[This post is a commentary by Alkes L. Price on “Polygenic modeling with Bayesian sparse linear mixed models” by Zhou, Carbonetto, and Stephens. The preprint is available on the arXiv here.]
Linear mixed models (LMM) are widely used by geneticists, both for estimating the heritability explained by genotyped markers (h2g) and for phenotypic prediction (Best Linear Unbiased Prediction, BLUP); their application for computing association statistics is outside the focus of the current paper. LMM assume that effects sizes are normally distributed, but this assumption may not hold in practice. Improved modeling of the distribution of effect sizes may lead to more precise estimates of h2g and more accurate phenotypic predictions.

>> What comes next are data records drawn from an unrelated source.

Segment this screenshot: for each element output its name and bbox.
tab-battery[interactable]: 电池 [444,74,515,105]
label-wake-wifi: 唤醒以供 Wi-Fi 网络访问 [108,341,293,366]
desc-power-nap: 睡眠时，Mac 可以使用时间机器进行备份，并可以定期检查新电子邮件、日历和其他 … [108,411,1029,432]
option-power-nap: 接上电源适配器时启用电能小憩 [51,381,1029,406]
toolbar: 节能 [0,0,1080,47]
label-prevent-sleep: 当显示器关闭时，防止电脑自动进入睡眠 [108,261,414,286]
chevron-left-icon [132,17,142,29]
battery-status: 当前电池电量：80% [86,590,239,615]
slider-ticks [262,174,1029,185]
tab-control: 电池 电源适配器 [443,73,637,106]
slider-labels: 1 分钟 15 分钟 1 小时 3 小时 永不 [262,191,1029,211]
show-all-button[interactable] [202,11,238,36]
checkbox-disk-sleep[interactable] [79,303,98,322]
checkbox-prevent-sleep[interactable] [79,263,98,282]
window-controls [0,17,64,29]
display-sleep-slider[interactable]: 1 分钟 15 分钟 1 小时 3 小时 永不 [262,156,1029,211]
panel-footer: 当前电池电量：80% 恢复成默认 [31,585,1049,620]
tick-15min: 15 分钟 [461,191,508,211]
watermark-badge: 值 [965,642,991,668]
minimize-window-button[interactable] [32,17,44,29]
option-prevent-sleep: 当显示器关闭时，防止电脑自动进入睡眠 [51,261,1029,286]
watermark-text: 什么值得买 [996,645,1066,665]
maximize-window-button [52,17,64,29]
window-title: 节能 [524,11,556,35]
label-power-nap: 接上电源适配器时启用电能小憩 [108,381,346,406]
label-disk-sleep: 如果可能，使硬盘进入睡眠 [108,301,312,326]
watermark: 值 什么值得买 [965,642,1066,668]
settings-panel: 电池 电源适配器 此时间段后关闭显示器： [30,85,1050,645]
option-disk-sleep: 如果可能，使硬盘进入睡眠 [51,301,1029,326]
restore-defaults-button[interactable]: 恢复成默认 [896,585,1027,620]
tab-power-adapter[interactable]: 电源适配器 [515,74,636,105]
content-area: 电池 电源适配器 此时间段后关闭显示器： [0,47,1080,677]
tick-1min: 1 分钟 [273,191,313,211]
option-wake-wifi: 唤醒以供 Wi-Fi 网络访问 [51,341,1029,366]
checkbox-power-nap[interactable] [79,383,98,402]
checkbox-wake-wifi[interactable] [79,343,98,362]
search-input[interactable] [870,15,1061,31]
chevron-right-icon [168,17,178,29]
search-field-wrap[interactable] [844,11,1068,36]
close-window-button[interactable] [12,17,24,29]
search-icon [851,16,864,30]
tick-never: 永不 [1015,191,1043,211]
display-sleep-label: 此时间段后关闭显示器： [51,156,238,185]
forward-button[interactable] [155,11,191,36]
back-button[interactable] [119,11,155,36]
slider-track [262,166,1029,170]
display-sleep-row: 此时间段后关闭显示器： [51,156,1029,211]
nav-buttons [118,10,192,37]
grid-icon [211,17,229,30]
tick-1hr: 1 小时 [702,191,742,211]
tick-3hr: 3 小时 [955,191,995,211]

Previous work (nicely summarized by the authors in Table 1) has used various mixture distributions to model effect sizes. In the current paper, the authors advocate a mixture of two normal distributions (with independently parametrized variances), and provide a prior distribution for the hyper-parameters of this mixture distribution. This approach has the advantage of generalizing LMM, so that the method produces results similar to LMM when the effect sizes roughly follow a normal distribution. Posterior estimates of the hyper-parameters and effect sizes are obtained via MCMC.
The authors show via simulations and application to real phenotypes (e.g. WTCCC) that the method performs as well or better than other methods, both for estimating h2g and for predicting phenotype, under a range of genetic architectures. For diseases with large-effect loci (e.g. autoimmune diseases), results superior to LMM are obtained. When effect sizes are close to normally distributed, results are similar to LMM — and superior to a previous Bayesian method developed by the authors based on a mixture of normally distributed and zero effect sizes, with priors specifying a small mixing weight for non-zero effects.
Have methods for estimating h2g and building phenotypic predictions reached a stage of perfection that obviates the need for further research? The authors report a running time of 77 hours to analyze data from 3,925 individuals, so computational tractability on the much larger data sets of the future is a key area for possible improvement. I wonder whether it might be possible for a simpler method to achieve similar performance.